Today, we picture the caravans traveling along the Silk Road from China to the Middle East as a rather romantic image. This romanticized portrayal conceals the real dangers that the journey included, since the Silk Road crossed some of the most inhospitable regions imaginable, and many travelers died en route. Unlike its name suggests, the Silk Road was not a single route, but a connection of several established tracks, each with its own fair share of threats.
Caravanserais were an extensive network of traveler’s inns along old caravan roads, either located at cities along the way or as outposts of civilization in isolated regions, providing shelter from the hostile natural environment and from bandits.
Travelers who reached Tash Rabat have already crossed the dangerous Torugart Pass, giving them the chance to recharge their energy for the next leg of the journey through the Tian Shan Mountains, to pray for a safe passage and to restock on food and water. Some historians argue that Tash Rabat may have been a Christian or Buddhist monastery before it was turned into a caravanserai, but there is little evidence to support this theory.

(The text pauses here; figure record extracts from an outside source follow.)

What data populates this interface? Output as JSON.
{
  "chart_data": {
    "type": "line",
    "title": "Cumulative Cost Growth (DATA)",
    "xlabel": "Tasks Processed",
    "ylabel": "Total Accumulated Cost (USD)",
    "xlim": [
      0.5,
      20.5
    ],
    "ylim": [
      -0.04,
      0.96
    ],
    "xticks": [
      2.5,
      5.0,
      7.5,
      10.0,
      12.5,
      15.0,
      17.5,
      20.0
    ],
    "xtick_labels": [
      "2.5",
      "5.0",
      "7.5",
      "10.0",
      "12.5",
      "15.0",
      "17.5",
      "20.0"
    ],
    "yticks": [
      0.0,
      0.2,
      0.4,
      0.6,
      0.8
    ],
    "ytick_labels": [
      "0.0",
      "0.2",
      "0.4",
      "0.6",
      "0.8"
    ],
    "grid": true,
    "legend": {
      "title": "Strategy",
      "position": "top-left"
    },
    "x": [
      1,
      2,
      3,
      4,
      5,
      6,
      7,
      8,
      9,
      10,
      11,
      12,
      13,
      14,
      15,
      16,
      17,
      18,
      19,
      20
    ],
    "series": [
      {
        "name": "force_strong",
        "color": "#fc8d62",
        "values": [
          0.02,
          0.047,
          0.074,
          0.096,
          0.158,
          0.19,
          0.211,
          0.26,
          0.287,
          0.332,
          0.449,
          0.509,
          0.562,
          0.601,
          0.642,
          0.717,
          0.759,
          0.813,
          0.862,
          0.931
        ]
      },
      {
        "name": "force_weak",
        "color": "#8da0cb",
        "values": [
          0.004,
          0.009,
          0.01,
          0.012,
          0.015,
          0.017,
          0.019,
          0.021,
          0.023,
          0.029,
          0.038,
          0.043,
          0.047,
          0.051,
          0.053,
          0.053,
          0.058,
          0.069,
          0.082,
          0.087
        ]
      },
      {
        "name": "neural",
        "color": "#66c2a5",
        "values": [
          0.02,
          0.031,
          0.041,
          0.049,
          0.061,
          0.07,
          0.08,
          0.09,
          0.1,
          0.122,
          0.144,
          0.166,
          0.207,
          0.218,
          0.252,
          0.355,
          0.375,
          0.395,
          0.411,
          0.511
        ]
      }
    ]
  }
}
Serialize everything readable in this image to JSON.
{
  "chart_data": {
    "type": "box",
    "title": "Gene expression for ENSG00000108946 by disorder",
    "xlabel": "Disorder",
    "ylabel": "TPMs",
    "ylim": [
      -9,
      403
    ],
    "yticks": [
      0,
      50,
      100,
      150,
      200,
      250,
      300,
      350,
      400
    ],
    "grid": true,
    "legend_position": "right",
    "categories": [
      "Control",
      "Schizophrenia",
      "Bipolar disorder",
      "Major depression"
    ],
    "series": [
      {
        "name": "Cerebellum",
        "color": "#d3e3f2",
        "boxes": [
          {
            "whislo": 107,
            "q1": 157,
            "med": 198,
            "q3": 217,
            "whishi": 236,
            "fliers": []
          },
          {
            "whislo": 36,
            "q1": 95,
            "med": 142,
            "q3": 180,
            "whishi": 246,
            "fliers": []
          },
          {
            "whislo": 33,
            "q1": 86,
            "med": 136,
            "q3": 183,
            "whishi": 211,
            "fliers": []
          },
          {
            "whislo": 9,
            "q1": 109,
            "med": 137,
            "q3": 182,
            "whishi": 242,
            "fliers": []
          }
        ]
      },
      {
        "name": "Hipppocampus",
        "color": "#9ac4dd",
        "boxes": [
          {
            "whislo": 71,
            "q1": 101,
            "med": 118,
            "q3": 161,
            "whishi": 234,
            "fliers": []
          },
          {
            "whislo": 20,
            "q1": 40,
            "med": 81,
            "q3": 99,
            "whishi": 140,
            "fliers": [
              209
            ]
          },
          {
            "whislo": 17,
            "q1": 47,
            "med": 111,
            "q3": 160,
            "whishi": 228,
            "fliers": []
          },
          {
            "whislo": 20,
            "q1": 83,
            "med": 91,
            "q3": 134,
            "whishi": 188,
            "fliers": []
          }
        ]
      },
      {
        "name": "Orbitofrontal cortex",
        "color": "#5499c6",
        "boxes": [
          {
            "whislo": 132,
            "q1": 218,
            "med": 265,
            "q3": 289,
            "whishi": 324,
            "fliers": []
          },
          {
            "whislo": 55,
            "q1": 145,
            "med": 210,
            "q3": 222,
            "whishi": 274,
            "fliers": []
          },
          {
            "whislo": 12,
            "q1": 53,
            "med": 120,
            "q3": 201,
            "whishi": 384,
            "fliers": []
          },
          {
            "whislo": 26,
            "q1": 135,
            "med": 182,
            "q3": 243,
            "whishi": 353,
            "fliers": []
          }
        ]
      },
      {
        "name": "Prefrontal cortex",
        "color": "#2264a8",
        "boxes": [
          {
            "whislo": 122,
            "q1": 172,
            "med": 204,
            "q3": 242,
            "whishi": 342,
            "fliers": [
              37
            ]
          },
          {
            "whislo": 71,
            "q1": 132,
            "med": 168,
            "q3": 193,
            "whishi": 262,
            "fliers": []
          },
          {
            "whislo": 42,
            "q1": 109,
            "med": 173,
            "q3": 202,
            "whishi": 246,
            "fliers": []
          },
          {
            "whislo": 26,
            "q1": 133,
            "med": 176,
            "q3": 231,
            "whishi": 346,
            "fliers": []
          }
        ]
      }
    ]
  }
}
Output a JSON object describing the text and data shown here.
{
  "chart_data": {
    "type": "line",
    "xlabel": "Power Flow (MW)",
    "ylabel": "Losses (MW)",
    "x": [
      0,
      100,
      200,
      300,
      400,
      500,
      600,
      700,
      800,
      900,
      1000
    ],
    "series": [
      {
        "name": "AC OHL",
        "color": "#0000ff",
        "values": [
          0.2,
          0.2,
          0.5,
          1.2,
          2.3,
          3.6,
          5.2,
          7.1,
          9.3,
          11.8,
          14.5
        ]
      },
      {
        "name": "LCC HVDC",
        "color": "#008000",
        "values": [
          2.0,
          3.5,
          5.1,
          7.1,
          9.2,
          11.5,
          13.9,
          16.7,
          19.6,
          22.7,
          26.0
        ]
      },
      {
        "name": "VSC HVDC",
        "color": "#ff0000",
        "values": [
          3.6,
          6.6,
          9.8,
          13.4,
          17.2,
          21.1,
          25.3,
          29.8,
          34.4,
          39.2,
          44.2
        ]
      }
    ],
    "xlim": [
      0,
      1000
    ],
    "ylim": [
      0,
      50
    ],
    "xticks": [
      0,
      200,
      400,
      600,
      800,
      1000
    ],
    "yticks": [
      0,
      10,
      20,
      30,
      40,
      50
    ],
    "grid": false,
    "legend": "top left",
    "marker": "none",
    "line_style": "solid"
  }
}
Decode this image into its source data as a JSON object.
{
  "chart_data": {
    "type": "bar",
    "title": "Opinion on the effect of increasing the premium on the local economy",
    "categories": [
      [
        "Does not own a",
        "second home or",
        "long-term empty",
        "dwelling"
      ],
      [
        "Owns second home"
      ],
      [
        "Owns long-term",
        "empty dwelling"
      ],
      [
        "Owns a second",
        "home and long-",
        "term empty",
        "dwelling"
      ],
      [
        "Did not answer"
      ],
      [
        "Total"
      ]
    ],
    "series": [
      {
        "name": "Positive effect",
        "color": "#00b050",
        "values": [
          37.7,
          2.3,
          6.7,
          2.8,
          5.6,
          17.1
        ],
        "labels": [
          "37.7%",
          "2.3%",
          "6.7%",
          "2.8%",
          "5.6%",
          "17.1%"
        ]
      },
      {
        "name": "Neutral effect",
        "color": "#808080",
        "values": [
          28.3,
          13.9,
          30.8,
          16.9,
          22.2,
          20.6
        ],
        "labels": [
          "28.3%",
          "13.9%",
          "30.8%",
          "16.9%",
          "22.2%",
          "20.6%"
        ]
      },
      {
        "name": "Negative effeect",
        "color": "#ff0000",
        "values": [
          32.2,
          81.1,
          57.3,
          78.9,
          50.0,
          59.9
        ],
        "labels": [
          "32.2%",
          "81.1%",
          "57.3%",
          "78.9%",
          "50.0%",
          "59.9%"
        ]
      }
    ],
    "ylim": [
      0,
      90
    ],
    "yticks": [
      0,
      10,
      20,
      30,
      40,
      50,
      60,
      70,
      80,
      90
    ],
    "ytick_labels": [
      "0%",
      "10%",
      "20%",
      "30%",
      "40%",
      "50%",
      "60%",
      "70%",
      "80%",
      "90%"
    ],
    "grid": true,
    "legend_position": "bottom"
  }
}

The legend says that it was built by father and son. As they were building cupola on the roof, the son heard a caravan coming from afar. The father asked him to stay so they could finish the work. But the son went to greet the caravan and fell in love with traveling girl. He left his father, who was so sad that he didn’t finish the cupola and left few holes in it.
Inside the caravanserai there is little to experience except wandering aimlessly through the dark corridors which are lit only by small openings in the roofs. These damp corridors and rooms, which include a well, a dungeon and a mosque, are extremely atmospheric, especially since it is not unlikely that the few visitors to the site may have the place entirely to themselves.
Silk Road caravanserais can still be found all along the former Silk Road from Central China to the Mediterranean Coast. What makes Tash Rabat stand out among the myriad of caravanserais, is its isolated location in a meditative landscape, which gives a good sense about how difficult and dangerous travel along the remote parts of the Silk Road must have been.
Even today, with modern 4WD vehicles and navigation systems, venturing out here is anything but straightforward. Snow blocks the road, which connects it with the nearest settlement, At-Bashy, for up to eight months a year. Even without snow blocking the road, constant landslides and avalanches, not to mention regular earthquakes and floodings often turn the road into a mere suggestion. Therefore, the road leading to Tash Rabat should under no circumstances be tackled without a local driver. Altitude sickness is another threat, which should not be taken lightly, since the caravanserai is located at a height of 3,500 meters. If a sudden change in road conditions make a return journey impossible, yurt camps in the vicinity of Tash Rabat can provide shelter.
To the East, the road continues to the Torugart Pass border post with China, one of the most notoriously unpredictable borders in Asia, which is reputedly more often closed than it is opened, and where crossing the border can include several days of wait.